In conclusion, QI has not yet located compelling evidence that Henry Ford is responsible for this quotation. The expression of the concept underlying the saying apparently evolved over a period of decades with an initial cite by 1930. The record is still incomplete, so it is best to view this post as a snapshot of the most salient evidence known to QI. Thanks for posing this difficult question.

(Many thanks to Daniel Gackle whose email provided the stimulus for this investigation. Also, thanks to Florida International University for help verifying the Summer 1999 citation.)

Update History: On October 20, 2016 the 1999 John McNeece citation was added to the article.

4 replies on “My Customers Would Have Asked For a Faster Horse”

  1. This is really interesting. Thanks for sharing.
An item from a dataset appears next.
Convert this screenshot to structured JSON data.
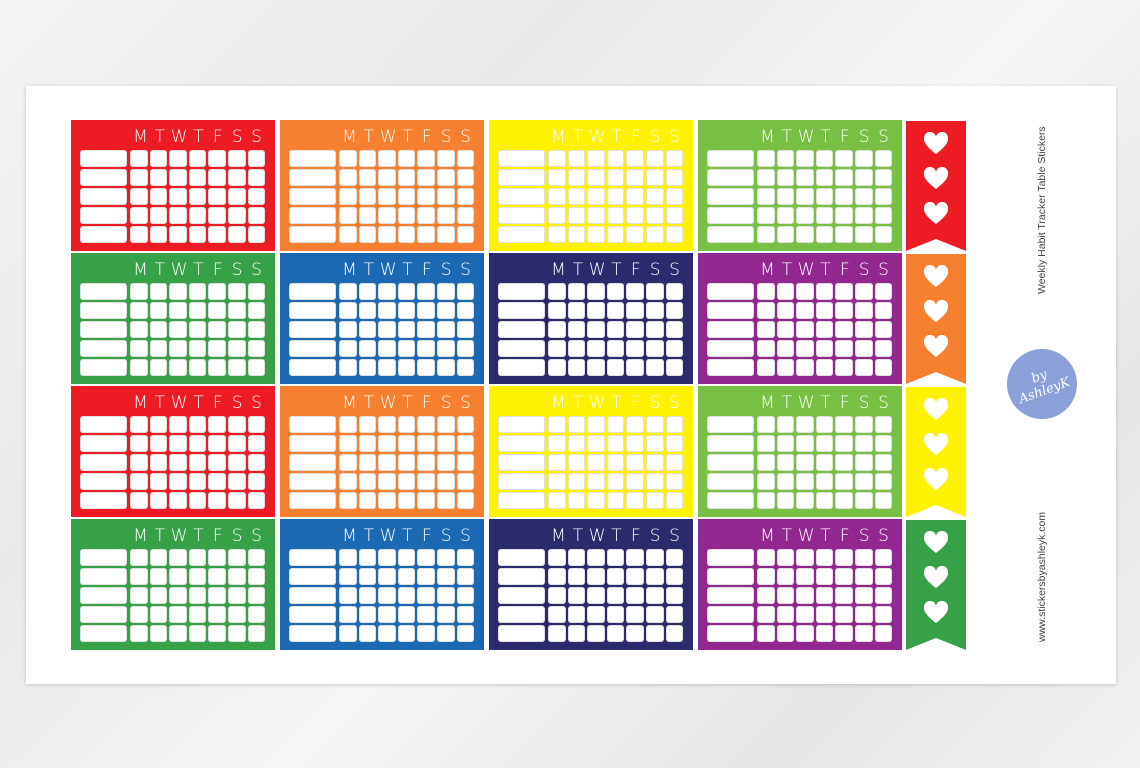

It seems like you genuinely enjoy doing the research for things like this and know quite a bit about history 🙂

  2. The phrase “to spend even one pence” does appear in the 1979 issue of the magazine Cosmic Search though it may be incorrect for the supposed 1819 setting of the fable. Many of the quotations given on this website contain deviations from proper usage, but I usually omit the “sic” designation. Thanks for visiting and commenting.